Hacker News new | ask | show | jobs
by Dylan16807 2564 days ago
I don't understand. At that rate your chance of having a second bit flip before the first is fixed is almost zero, and the chance of hitting two separate bit flips in the same row is ridiculously small.

If you're worried about a single event causing two flips in a single row... I suppose that's possible, but it could also cause three bit flips. So a Xeon has a non-zero error rate. Is Ryzen meaningfully worse?

1 comments

I think his argument is that you will get bit flips, ECC is just going to report and/or correct them. Without it, your hoping the bit flips show up somewhere you can detect them (application crash/etc) rather than silently chugging along and ruining your results/data/whatever.

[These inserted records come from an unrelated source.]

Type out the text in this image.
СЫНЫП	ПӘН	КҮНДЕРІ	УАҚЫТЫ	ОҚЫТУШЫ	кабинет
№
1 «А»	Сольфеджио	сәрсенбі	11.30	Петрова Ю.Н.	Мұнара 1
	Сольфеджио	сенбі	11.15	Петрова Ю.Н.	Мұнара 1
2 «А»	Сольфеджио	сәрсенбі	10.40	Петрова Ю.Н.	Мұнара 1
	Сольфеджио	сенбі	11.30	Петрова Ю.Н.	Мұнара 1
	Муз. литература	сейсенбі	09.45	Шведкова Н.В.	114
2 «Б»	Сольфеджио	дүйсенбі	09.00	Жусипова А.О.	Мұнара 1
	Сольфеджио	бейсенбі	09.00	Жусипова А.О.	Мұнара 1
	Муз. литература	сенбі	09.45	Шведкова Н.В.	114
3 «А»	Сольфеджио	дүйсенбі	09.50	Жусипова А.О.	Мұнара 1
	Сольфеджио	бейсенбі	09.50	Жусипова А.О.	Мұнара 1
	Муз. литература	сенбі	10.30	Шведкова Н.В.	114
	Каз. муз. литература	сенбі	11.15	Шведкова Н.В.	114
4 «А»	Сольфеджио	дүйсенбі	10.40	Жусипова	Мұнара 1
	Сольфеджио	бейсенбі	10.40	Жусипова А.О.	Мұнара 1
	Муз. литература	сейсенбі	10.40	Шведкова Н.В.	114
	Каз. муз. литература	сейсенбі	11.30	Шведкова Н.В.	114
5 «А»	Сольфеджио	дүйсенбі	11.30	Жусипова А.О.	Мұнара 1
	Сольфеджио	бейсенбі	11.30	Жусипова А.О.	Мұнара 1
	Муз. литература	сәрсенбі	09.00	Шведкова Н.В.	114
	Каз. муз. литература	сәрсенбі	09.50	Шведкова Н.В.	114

I had the chance a long time ago to work on a product that as a side effect was corrupting system memory... Think of it as a kernel module that picks a random number between 0 and MAX_RAM and flips a byte. Its truly amazing how many of those can happen before there is any visible evidence something is wrong.

You're talking about ECC vs. no ECC. That's not what the comment was saying, it was saying it handled single bit flips correctly but not double bit flips. But at 1 bit flip per GB per year, randomly distributed, you are guaranteed many single bit flips but a double bit flip is almost never going to occur.